Dr. SHANNON. Senator Harris, I am, indeed. I think it reflects the conviction of the regional medical programs that the circumstances that exist in diverse portions of our Nation are such that it is impossible to find general remedies that are applicable to all of these diverse situations. It is only through the thoughtful planning of sophisticated local groups, having quite diverse origins in the local society that effective means can indeed be developed.

Here I would concur wholeheartedly with the former speaker in that such involvement in planning and development is essential for subsequent effective action. I think you are very fortunate to have in your own State such a forward-looking group associated with the Oklahoma City Medical Center as a key to bringing these diverse interests together and developing an effective program. We look forward to a very successful program.

Senator HARRIS. I wonder if you might comment further on what developmental research activities NIH is presently supporting, and

what you consider to be the most promising opportunities for expanding biomedical developments assuming that the problem of budgetary restraints were removed or relaxed.

Dr. SHANNON. Well, I would be very glad to do that, Senator Harris. I have organized my thoughts on this because this was a very logical question for you to ask. What I might do is to outline the answer and then perhaps submit for your consideration and for the record an extension of those remarks.

Senator HARRIS. Good.

Dr. SHANNON. I will take this shorter aprpoach because my friend, Mr. Gorman, is getting uneasy back there. But there are a series of areas of strictly developmental character that are now underway. I might say that in the aggregate in the tabular material that I will present to you, these add up to $105 million, which, in round figures would be more than 10 and less than 15 percent of the total NIH enterprise. These cover a wide range of activities in all the affected diseases. They deal with rubella vaccine, respiratory viral vaccines, and certain problems related to the biological base of emphysema, which we spoke of before.

Senator HARRIS. What did you say after "emphysema"?

Dr. SHANNON. Emphysema, that was spoken of at some length by the previous speaker.

Senator HARRIS. I see.

Dr. SHANNON. In arthritis and metabolic diseases the primary thrust is in the field of the artificial kidney, but importantly, and not noted here, is a program in association with AID and the Department of Agriculture under the auspices of a Japanese-American agreement. This was worked out between the President and Premier Sato in the field of malnutrition and the development of nutrition-rich cereal grains. I mention that because it indicates a cross-government operation for a very important problem.

I would point out that our own country in certain segments of its population is not adequately cared for nutritionally, and I think that as we become preoccupied with problems of poor nutrition in other areas of the world where this could be the dominant concern, the information we obtain there is directly referred back to our own domestic situation, which, fortunately, is more limited.

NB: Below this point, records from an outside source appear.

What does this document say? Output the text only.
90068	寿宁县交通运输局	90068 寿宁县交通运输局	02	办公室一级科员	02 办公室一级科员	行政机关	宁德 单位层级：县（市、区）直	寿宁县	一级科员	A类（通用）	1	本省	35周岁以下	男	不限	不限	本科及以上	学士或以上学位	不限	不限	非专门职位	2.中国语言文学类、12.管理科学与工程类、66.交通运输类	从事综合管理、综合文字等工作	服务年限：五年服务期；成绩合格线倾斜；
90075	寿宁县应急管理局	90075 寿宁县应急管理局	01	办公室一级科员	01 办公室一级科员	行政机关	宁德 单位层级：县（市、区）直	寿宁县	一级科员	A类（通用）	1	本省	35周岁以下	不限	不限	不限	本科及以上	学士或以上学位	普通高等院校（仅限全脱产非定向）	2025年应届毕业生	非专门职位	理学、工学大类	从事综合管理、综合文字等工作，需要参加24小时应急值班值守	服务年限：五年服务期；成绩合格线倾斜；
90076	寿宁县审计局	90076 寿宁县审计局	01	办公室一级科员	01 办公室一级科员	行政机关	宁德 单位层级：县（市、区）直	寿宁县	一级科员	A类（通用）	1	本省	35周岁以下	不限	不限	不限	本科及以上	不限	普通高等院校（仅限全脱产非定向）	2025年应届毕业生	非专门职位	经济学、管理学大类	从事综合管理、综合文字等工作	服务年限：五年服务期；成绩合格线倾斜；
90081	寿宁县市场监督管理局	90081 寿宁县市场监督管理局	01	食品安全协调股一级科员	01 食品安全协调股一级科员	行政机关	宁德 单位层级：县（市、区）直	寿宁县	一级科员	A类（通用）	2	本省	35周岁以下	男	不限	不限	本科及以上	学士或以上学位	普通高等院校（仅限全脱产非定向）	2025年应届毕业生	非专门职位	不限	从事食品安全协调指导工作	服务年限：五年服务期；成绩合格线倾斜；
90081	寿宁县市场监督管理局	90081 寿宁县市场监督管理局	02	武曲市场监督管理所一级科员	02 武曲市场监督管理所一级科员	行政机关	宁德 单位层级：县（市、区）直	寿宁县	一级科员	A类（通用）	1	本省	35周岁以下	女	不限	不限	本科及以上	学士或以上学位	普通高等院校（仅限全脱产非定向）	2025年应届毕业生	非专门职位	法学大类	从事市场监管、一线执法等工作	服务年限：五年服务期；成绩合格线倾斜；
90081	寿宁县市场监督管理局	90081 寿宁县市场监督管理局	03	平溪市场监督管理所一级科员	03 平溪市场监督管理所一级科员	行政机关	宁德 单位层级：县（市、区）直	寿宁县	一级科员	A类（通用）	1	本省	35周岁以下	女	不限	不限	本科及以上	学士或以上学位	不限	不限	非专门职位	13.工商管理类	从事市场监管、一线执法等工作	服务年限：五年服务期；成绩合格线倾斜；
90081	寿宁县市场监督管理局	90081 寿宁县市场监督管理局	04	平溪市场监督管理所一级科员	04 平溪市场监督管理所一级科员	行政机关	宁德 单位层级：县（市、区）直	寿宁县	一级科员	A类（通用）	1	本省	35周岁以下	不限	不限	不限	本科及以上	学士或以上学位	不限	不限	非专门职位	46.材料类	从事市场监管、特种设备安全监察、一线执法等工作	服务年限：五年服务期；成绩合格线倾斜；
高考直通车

In the Cancer Institute, there are special virus leukemia programs, programs in chemical carcinogenesis which address themselves to a variety of solid tumors, and cancer chemotherapy, again in relation to a number of specific end results.

In the Heart Institute there are three major programs, one addressing itself to the problem of myocardial insufficiency and the capability of aiding this with mechanical assistance devices. There is also the national blood resource program and a whole host of things such as, an agent we have for the first time that chemically can dissolve clots in large vessels thus offering a medical approach to what heretofore has been a surgical approach to such things as pulmonary infarction. This has been reported on recently.

In the National Institutes of General Medical Sciences there are such areas of study as automation, laboratory instrumentation, bioengineering in general.